Bilhassa son devrin alimlerinin ekseriyeti ise, Zülkarneyn'in İran kralı Kisra (Hüsrev) olduğunu kabul etmişlerdir. M.Ö altıncı asırda imparatorluk kuran Kisra'nın vasıflan, Kur'ân'da adı geçen Zülkarneyn'in vasıflarına daha uygun düşmektedir. Nitekim Araplar Kisra'ya, Nûşirevan-ı Âdil demektedirler. Yine de Zülkarneyn'in gerçek adını Allah bilir. Onun peygamber olup olmadığını ihtilaflıdır. (er-Razî, Mefâtihu'l-Gayb, Mısır 1937, XXI,163, vd.; İbn Kuteybe, el-Maarif, Beyrut 1970, 25). 
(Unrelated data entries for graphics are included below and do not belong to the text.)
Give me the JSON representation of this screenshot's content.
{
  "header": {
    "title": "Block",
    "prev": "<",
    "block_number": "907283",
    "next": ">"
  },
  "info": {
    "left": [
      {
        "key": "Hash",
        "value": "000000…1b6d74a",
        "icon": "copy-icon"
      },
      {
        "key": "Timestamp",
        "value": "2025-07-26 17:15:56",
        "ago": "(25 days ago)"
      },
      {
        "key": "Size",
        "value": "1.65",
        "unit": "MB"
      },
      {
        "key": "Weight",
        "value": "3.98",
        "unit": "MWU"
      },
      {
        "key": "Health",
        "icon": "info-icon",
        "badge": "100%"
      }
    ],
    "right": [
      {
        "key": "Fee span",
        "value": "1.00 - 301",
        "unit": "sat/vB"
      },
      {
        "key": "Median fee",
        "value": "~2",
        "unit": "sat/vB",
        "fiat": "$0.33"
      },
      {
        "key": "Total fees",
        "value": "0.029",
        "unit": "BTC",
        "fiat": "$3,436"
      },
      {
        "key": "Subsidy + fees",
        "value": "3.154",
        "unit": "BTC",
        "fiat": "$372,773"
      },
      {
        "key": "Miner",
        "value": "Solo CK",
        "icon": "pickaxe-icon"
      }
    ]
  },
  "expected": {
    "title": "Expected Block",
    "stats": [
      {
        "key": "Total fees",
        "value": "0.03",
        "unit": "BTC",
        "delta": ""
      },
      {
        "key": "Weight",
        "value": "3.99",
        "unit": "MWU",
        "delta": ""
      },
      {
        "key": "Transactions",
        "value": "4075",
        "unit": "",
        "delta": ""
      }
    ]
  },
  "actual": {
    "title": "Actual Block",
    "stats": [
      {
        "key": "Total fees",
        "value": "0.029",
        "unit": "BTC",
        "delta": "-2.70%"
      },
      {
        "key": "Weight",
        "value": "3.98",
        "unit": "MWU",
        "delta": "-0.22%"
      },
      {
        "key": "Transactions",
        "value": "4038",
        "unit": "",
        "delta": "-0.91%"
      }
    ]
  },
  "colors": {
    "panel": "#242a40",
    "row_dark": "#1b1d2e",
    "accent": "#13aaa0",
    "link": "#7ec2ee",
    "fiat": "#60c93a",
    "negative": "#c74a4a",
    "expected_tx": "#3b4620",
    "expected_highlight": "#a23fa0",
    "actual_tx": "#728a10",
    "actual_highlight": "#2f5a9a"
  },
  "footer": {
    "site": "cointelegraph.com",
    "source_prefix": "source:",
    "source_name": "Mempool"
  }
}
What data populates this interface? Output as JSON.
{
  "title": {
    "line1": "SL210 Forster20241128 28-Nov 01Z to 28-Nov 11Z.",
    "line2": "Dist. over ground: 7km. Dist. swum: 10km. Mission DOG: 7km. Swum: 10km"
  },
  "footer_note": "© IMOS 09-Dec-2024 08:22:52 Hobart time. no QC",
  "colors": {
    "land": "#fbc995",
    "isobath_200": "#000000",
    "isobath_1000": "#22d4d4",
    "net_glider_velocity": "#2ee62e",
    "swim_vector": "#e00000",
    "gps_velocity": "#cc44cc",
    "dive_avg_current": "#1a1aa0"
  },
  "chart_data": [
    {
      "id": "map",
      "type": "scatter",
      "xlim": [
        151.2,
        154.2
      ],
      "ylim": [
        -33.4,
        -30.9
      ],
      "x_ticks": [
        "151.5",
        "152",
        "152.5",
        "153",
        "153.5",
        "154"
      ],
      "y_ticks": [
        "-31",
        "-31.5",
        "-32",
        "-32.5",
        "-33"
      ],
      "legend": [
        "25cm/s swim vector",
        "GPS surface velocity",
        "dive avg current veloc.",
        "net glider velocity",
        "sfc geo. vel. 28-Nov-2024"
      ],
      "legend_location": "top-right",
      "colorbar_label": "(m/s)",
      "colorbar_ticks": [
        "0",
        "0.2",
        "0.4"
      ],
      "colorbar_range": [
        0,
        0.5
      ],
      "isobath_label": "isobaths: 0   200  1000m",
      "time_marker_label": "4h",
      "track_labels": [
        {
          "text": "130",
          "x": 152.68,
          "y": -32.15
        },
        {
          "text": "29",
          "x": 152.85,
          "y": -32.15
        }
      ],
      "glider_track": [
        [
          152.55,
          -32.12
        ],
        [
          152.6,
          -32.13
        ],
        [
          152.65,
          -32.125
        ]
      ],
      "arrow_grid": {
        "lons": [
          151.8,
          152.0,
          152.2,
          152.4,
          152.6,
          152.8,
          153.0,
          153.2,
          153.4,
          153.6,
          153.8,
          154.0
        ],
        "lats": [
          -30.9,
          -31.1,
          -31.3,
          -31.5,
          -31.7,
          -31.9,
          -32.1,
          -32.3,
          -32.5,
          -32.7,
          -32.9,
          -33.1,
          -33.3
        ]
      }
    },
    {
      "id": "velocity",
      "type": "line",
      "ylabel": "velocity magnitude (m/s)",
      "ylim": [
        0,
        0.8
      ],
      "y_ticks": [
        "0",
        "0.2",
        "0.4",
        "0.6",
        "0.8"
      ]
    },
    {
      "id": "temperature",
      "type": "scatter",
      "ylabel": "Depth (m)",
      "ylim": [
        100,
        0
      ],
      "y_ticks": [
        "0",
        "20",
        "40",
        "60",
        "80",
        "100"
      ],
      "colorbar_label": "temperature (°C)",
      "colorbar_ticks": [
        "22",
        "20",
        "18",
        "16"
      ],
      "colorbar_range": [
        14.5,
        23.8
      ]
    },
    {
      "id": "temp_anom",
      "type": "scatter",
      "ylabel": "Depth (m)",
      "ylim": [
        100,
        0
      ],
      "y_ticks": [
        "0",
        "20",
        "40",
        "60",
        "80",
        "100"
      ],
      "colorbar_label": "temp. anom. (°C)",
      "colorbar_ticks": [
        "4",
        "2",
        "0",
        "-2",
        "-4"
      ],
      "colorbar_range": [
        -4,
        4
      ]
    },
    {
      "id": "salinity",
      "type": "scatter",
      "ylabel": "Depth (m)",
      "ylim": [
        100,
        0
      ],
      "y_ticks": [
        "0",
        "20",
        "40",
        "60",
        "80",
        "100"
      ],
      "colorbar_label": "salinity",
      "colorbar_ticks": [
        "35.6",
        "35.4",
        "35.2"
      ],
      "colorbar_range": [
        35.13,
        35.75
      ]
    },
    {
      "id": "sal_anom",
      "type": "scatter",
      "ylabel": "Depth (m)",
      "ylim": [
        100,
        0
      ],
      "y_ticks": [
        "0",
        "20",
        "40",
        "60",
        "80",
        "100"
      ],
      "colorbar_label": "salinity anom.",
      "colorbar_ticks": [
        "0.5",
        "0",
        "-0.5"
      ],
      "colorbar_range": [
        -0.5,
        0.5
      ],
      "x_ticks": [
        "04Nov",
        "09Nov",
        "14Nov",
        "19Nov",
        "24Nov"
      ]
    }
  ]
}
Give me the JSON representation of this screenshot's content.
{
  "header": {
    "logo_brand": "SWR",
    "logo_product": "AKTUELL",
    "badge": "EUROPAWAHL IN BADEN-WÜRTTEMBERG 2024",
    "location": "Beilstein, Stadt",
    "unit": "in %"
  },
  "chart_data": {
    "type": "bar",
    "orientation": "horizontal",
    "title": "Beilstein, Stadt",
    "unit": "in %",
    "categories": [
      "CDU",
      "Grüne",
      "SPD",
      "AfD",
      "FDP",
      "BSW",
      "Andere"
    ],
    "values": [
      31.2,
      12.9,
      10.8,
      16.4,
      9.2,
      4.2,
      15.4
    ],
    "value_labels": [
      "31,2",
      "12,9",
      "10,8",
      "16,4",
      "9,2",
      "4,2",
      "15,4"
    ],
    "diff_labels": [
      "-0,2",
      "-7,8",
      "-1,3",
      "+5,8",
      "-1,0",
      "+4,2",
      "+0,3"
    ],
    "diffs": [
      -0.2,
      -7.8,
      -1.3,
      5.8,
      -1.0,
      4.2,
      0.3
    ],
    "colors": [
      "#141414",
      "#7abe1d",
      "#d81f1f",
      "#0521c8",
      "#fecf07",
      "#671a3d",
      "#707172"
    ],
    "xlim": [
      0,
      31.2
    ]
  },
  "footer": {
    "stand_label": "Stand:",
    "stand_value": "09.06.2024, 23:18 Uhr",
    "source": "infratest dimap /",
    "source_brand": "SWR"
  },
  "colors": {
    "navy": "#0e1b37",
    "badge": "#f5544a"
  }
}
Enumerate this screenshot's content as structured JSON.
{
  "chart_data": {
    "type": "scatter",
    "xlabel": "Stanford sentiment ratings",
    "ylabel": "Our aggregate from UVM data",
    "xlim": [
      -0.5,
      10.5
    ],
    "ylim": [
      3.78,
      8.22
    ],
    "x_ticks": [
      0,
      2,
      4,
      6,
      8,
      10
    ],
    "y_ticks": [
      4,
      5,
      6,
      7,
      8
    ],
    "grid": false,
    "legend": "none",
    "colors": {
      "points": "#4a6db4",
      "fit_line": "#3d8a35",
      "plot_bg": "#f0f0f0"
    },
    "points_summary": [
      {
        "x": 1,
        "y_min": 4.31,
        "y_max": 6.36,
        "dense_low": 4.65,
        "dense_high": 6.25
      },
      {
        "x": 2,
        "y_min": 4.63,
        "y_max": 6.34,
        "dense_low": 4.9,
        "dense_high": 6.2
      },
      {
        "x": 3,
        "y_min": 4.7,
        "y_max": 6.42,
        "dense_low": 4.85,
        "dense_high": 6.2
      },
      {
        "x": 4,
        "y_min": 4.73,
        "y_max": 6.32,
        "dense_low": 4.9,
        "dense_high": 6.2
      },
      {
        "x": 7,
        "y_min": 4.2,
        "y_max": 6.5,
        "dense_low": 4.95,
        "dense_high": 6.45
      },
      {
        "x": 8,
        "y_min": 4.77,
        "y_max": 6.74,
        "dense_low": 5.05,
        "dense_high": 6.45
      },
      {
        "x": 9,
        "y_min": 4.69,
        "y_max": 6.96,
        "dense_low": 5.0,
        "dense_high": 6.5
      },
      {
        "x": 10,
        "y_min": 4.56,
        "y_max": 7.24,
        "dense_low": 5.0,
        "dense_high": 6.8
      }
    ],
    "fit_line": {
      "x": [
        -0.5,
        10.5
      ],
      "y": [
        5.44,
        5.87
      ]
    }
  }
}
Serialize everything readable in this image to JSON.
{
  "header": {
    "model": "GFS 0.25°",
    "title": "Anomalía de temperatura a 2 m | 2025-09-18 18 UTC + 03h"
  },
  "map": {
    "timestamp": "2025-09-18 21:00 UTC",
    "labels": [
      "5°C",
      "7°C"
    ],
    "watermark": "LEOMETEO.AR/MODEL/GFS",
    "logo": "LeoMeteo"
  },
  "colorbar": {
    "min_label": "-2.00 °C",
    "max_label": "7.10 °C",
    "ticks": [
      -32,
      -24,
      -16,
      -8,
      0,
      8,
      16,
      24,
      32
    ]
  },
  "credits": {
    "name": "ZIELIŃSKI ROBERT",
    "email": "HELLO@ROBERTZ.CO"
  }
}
Zülkarneyn'in adı Kur'ân'da üç âyette geçmektedir: 
"(Ey Muhammed), sana Zülkar neyn'den soruyorlar. De ki: Size ondan bir hatıra okuyacağım. Biz yer yüzünde onun için sağlam bir mekan ve orada istediği gibi hareket edeceği yönetim hürriyeti hazırladık ve kendisine (muhtaç olduğu) her şeyden bir sebep verdik (ulaşmak istediği herşeye ulaşmanın yolunu, aracını verdik). O da (kendisini batı ülkelerine ulaştıracak) bir yol tuttu. Nihayet güneşin battığı yere ulaşınca, onu, kara balçıklı bir gözede batar buldu. Onun yanında bir kavim buldu. Dedik ki: Ey Zülkarneyn, (onlara) ya azab edersin veya kendilerine güzel davranırsın (onları güzellikle yola getirirsin. Nasıl istersen öyle yaparsın). Dedi: Kim haksızlık ederse, ona azap edeceğiz) sonra o, Rabb'ine döndürülecektir. O da ona görülmemiş bir azab edecektir. Fakat inanıp iyi iş yapan kimseye de en güzel mükâfat vardır. Ona buyruğumuzdan kolay olanı söyleriz (kolay işler yapmasını emrederiz, zor işlere koşmayız onu). Sonra yine bir yol tuttu. Nihayet güneşin doğduğu yere ulaşınca, onu, öyle bir kavim üzerine doğar buldu ki, onlara güneşin önünden (korunacak) bir siper yapmamıştık. İşte (Zülkarneyn) böyle (yüksek bir mevkie ve hükümranlığa sahip) idi. Onun yanında (daha) nice (hükümranlık) bilgisi (tecrübesi ve vasıtası) bulunduğu biz biliyorduk. Sonra yine bir yol tuttu. Nihâyet iki sed arasına ulaşınca, onların önünde hemen hiç söz anlamayan bir kavim buldu. Dediler ki: Ey Zülkarneyn, Ye'cuc ve Me'cuc bu yerde bozgunculuk yapıyorlar. Bizimle onların arasında bir sed yapman için sana bir vergi verelim mi? Dedi ki: Rabb'imin beni içinde bulundurduğu (mal ve mülk, sizin vereceğinizden) daha hayırlıdır. Siz bana insan gücüyle yardım edin de, sizinle onlar arasına sağlam bir engel yapayım. Bana demir kütleleri getirin. (Zülkarneyn) iki dağın arasını (demir kütleleriyle doldurup dağlarla) aynı seviyeye getirince, üfleyin dedi. Nihâyet o demir kütlelerini bir ateş haline koyduğu zaman; getirin bana, üzerine erimiş bakır dökeyim, dedi. Artık (Ye'cuc ve Me'cuc) onu ne aşabildiler ne de delebildiler. (Zülkarneyn) dedi: Bu, Rabb'imden (kullarına) bir rahmettir. Rabb'imin va'di ge(lip Ye'cuc ve Me'cuc'un çıkması, yahut kıyametin kopması gerek)diği zaman, onu yerle bir eder. Şüphesiz, Rabb'imin va'di gerçektir" (el-Kehf, 18/83-98). 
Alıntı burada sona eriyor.